Ginger root is primarily used for its heat. The experience of heat has various identified spiritual uses, mainly to get things moving. The difference between the heat of ginger and say, the heat of a chili pepper, is that more people like ginger then they like chili pepper. Ginger is commonly used in general luck spells, but that heat is added to numerous other recipes, to help with gambling, to heat up love and lust, or to add that heat for protection.

This makes the combination of pumpkin spice a kind of magical luck generating powerhouse, which is also protective, and brings in love and money. I mean, can you blame people now for liking their pumpkin spice drinks and sweets now? Isn’t that the kind of boost almost everyone could use on their side?


You can pretty much use a pumpkin spice blend for any kind of good works. Since it also smells great, using it for a bath, tea, incense will add some of that spicy odor to your home. You can either buy blends in a store, or search the internet for any of the innumerable recipes for making the spice blend yourself.

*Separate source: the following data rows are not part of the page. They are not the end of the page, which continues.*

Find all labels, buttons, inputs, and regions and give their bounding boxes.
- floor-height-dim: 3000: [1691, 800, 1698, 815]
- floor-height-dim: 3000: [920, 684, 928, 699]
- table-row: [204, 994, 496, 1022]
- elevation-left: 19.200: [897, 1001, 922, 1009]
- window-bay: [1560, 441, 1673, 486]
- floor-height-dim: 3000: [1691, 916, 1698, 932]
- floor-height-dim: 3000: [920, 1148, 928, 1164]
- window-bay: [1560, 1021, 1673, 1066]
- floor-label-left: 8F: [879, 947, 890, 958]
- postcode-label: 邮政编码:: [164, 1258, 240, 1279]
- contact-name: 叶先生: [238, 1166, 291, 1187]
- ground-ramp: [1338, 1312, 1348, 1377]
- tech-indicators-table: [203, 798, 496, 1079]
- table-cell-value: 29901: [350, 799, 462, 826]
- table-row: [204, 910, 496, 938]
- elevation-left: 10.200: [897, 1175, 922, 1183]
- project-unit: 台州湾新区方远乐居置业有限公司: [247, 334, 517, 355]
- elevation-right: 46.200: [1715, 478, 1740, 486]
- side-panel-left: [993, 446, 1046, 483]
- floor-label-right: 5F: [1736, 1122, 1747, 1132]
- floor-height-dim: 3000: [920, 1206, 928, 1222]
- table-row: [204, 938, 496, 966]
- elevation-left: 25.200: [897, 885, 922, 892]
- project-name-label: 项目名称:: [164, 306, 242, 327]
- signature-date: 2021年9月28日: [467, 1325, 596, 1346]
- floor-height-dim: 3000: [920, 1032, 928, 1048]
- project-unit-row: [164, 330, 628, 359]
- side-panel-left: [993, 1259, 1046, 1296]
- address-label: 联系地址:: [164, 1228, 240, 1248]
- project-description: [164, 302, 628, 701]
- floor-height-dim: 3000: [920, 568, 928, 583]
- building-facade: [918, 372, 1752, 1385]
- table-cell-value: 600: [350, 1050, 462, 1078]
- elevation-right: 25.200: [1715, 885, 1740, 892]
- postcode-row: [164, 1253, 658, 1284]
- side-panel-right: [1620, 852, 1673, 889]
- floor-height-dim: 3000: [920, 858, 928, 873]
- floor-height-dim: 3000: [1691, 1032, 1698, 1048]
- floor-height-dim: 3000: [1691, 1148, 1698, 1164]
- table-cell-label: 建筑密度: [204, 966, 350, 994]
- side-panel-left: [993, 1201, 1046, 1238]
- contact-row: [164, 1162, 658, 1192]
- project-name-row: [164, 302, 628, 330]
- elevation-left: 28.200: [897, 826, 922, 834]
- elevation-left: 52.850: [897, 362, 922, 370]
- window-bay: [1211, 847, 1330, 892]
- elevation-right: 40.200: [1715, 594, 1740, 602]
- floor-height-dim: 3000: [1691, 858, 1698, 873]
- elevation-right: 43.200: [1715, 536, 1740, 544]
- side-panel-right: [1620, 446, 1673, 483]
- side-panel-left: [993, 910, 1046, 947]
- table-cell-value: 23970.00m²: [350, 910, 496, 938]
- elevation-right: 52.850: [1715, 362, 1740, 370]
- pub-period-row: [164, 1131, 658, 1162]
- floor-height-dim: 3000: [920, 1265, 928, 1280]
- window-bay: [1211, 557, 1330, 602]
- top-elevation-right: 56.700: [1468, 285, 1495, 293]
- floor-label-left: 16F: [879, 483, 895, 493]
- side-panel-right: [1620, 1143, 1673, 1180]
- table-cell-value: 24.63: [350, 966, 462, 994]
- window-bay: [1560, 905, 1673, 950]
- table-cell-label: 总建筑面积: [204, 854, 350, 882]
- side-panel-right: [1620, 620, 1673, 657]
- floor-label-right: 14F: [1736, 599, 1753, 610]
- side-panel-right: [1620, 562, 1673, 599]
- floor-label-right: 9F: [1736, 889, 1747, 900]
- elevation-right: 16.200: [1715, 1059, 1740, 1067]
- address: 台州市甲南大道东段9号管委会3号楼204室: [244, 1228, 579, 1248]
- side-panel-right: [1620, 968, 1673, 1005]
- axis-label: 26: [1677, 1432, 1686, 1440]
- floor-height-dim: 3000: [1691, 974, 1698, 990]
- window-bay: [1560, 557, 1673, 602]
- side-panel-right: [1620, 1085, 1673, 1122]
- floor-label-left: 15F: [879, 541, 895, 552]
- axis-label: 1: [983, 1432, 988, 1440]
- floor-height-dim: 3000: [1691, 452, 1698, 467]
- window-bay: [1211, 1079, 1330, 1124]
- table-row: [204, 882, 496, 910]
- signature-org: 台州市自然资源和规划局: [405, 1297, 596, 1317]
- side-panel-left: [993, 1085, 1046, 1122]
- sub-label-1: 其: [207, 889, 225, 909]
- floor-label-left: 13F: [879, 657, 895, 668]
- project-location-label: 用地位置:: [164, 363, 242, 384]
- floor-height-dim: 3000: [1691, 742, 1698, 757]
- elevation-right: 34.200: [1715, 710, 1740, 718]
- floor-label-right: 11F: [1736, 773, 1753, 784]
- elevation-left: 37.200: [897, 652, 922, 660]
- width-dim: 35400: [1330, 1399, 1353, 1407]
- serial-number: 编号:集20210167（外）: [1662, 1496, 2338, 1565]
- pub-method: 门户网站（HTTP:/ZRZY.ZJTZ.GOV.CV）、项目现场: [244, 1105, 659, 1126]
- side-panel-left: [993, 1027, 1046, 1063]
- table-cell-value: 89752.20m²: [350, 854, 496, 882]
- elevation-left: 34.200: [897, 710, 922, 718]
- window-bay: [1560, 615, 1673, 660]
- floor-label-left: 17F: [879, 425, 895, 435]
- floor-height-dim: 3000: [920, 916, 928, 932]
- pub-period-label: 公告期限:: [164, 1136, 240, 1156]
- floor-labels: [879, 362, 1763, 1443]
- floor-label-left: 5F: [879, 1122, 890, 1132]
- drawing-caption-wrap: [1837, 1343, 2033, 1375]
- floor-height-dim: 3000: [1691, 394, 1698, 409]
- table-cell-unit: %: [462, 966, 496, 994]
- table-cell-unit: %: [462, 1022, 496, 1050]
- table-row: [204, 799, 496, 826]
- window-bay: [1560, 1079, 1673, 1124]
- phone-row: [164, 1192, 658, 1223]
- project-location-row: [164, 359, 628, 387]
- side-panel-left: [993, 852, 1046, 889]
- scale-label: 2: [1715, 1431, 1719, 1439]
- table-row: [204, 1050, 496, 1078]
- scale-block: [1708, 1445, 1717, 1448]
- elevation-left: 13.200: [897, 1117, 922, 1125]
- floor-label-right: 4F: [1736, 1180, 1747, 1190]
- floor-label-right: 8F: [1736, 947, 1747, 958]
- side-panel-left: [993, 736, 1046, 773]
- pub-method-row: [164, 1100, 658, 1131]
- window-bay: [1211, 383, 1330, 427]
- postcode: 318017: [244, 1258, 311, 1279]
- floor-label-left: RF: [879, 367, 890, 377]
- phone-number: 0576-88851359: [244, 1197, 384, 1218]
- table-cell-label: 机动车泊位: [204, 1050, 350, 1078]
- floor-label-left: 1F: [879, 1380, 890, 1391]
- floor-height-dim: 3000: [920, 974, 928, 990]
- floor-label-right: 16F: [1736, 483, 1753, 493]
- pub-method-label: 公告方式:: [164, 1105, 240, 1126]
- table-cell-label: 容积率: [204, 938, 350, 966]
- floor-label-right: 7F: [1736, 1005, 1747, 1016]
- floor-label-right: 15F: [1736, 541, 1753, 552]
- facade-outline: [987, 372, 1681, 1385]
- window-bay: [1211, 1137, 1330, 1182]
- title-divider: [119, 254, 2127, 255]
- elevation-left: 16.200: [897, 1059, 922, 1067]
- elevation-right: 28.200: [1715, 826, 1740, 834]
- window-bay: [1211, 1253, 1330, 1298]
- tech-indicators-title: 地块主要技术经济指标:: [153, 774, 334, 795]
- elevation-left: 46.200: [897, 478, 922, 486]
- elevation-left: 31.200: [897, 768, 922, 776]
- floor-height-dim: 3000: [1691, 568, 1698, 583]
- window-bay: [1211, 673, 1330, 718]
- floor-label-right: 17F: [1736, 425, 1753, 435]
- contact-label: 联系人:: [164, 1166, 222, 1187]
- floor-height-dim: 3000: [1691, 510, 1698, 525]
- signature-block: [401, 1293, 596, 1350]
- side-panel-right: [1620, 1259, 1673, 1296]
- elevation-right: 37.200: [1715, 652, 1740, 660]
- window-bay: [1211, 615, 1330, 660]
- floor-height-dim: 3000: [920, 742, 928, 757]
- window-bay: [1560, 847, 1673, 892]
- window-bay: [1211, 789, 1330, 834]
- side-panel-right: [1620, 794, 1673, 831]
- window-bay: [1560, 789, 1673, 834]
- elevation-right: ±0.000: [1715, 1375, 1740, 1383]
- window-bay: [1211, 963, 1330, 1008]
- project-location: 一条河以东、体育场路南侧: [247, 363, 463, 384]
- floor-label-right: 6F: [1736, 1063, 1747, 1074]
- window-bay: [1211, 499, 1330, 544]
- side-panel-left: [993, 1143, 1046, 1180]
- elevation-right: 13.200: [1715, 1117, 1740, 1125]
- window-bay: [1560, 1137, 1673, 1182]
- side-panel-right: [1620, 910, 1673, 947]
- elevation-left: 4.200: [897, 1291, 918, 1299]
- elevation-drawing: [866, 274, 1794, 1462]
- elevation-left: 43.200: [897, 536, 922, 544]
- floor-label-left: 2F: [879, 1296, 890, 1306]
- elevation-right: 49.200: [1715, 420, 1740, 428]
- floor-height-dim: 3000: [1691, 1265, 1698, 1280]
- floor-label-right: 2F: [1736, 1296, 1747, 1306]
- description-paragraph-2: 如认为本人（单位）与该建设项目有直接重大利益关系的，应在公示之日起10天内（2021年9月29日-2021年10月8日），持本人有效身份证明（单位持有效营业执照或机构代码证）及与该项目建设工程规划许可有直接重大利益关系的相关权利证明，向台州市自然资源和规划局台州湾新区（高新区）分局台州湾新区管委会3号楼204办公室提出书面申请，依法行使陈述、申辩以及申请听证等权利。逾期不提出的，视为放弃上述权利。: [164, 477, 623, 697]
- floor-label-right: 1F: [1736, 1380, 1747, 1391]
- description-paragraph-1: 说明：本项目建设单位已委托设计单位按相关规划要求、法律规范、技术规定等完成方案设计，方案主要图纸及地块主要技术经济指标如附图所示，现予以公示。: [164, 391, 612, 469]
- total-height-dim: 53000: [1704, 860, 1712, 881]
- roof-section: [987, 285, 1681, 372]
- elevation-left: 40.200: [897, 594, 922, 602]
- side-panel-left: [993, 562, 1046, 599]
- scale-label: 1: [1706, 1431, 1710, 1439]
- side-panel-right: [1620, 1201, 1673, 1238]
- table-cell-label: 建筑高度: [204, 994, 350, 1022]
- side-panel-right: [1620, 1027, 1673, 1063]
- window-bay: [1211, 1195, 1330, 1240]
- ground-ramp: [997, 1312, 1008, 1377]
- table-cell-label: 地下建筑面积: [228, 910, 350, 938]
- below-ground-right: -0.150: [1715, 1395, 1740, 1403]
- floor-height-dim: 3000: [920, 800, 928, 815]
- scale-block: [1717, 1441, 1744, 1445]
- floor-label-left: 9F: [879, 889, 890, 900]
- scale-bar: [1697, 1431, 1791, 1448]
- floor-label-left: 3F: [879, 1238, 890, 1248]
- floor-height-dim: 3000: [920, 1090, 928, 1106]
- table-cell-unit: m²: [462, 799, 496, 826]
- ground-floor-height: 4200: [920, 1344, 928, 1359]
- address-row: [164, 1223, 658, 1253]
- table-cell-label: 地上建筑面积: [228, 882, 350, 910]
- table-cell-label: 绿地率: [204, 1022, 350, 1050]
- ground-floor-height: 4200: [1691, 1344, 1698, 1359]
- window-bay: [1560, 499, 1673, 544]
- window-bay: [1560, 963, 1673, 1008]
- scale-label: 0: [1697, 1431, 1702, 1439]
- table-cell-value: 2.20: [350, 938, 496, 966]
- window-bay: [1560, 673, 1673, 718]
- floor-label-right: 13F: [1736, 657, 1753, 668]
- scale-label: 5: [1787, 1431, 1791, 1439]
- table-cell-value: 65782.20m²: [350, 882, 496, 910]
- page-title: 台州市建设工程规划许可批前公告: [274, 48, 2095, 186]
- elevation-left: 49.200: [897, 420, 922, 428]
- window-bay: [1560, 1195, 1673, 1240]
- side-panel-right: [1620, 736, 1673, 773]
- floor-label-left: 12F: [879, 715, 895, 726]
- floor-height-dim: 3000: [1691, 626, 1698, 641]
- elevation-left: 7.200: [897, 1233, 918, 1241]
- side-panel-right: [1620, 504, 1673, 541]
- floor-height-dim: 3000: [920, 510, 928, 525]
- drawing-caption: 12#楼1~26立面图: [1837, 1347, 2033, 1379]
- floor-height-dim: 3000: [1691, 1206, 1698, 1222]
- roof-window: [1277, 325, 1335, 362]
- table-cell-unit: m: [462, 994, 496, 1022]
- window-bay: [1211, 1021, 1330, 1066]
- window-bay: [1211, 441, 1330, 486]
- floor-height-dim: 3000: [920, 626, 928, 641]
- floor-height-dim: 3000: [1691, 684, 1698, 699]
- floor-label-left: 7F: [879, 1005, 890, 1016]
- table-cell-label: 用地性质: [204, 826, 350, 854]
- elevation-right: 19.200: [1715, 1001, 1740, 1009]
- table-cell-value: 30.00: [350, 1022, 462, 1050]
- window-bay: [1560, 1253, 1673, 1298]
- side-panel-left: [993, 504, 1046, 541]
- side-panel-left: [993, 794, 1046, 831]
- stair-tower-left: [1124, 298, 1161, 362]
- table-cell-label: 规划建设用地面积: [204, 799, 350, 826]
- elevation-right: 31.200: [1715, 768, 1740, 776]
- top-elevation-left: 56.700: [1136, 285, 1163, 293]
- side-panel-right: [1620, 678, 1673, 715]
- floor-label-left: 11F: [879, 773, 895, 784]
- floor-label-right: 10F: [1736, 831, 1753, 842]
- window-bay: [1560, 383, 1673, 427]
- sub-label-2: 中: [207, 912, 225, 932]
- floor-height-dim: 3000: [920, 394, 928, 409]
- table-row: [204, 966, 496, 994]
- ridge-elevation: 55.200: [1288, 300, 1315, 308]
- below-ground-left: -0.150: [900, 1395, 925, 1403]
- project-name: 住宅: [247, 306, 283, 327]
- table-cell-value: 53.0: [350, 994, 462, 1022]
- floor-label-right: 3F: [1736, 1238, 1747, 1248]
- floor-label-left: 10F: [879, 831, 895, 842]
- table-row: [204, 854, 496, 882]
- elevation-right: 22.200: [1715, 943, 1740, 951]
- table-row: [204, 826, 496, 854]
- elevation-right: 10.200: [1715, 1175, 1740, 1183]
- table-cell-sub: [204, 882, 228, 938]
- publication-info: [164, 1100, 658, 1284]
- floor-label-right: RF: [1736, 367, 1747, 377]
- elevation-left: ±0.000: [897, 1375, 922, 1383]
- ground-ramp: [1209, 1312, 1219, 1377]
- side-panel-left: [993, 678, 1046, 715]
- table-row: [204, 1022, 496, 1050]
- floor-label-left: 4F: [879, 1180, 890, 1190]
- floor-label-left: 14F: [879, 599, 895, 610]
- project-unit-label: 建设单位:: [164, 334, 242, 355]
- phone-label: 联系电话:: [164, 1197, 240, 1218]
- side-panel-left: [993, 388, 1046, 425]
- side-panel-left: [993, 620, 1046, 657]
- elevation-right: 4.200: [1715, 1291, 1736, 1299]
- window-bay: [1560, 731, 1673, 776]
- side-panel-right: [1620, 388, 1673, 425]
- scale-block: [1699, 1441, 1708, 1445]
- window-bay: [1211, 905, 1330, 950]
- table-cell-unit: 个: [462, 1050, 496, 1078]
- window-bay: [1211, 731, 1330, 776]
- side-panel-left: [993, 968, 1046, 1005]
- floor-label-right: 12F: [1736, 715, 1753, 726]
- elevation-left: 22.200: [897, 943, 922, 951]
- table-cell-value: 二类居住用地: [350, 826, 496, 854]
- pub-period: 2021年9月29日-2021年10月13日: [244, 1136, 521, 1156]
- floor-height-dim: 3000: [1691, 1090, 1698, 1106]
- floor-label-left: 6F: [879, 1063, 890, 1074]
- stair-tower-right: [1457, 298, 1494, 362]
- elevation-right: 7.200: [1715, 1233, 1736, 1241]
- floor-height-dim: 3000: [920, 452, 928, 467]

  • If you’re a worker on a budget, a simple way to make a spiritual oil would be to buy some pumpkin spice blend, add a teaspoon to a small bottle, and cover it with oil. Pray over it, and let it sit.  It may not take on the fragrance, (although it could over time, and expose to some heat to help infuse the odors), it could work as an all purpose good works oil to help attract luck, money, love, etc… into your life.
  • Boil a teaspoon of the mix in a medium pot of water or steep some and use it to take a spiritual bath. You can use it for cleansing, but also to attract love, luck, and money.
  • One simple recipe I have seen for a while is that mixture of powdered sugar and cinnamon can be used to make a simple sachet powder for drawing good things. Why not step it up and use pumpkin spice blend instead to kick it up a notch?
  • Enchanting spices to use in food to offer to people is an easy way to work magic on others. Make pumpkin spice gingerbread men and feed them to co-workers or family to promote friendship and good fortune.
  • Using any oil for money, love, luck, or protection, dressing a candle with the oil and dust it with pumpkin spice powdered mix in order to add further spiritual herbal power to your spell.
  • Make a ring of pumpkin spice powder around any spell for love, money, luck, or protection in order to help the spiritual influence.
    There are numerous and endless uses to using Pumpkin Spice blends for spiritual work, so feel free to get creative with it.